My past frog died and I'm getting a replacement for my 10 gallon. The frogs I get are the see-through kind from Grow a Frog, but they look just like an adf/acf as adults. Females can have bodies up to half a dollar long and males are half that size. Would they be too big to both live comfortably in a 10 gallon? 
Also they are really messy so I would do 25% water changes twice weekly. Even with changes, would they still be too dirty for the cage?

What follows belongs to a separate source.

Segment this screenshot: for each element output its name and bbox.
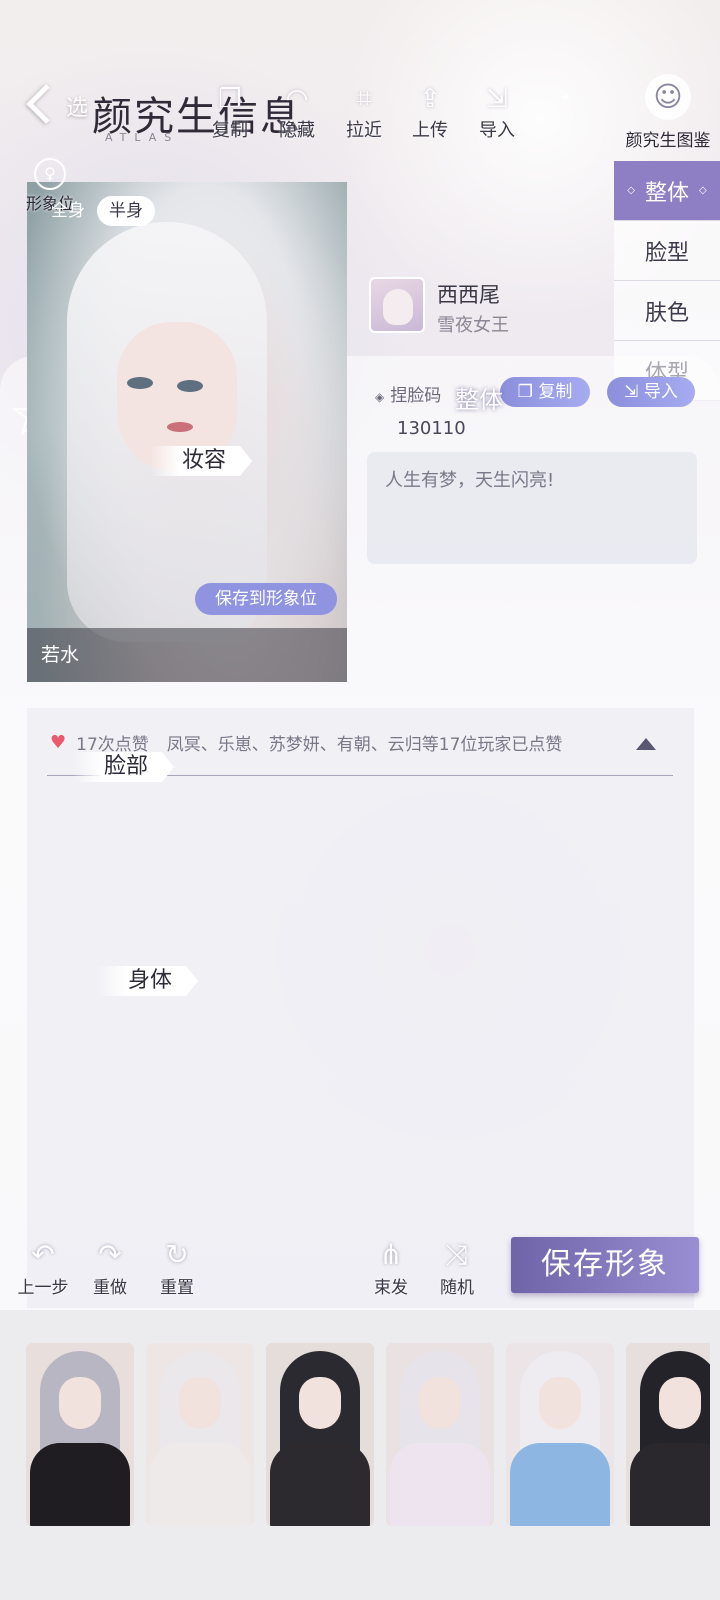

I emailed the Grow a Frog people and they said it would be okay. I'm worried, though that they just said that to make me give them more money by buying more frogs. I want to make sure it would be alright before getting any frogs. I don't want them to be unhappy.


----------



## ChoclateBetta (Jul 22, 2012)

ADF yes ACF no I think it will be okay a member here has one.


----------



## Leopardfire (Sep 23, 2012)

How big are ACFs and ADFs. Which one do females have up to half dollar length bodies?


----------



## ChoclateBetta (Jul 22, 2012)

I heard ACF grow big and are illegal in most states.


----------



## Leopardfire (Sep 23, 2012)

The frogs I want aren't ACFs or ADFs. It's a weird kind of lab frog that is related to those 2. I would say they are most like ACFs, but a little smaller. They have a body length of 2-3 inches. Could 2 of those work in a 10 gallon?


----------



## ChoclateBetta (Jul 22, 2012)

I would say it might work.


----------



## Leopardfire (Sep 23, 2012)

Just to clear things up about the size, here's what the website about them says:


_Growafrogs mature to an average body size of about half a dollar bill. Males, in general, are about half the size of females - so their full grown body size ( not including arms and legs ) as adults will be less then half a dollar bill. Of course, like people (and all animals) there is some variation to this! Some frogs are larger and smaller than average just like some people are larger or smaller than 'average.' Also, unlike people, Growafrogs continue to grow throughout their lifetimes... so the older the frog - the bigger the frog.
http://www.growafrog.com/quesfrog.html#Anchor-HABITA-19017
_


----------



## ChoclateBetta (Jul 22, 2012)

I would say unles they grow four or five inches it should work.


----------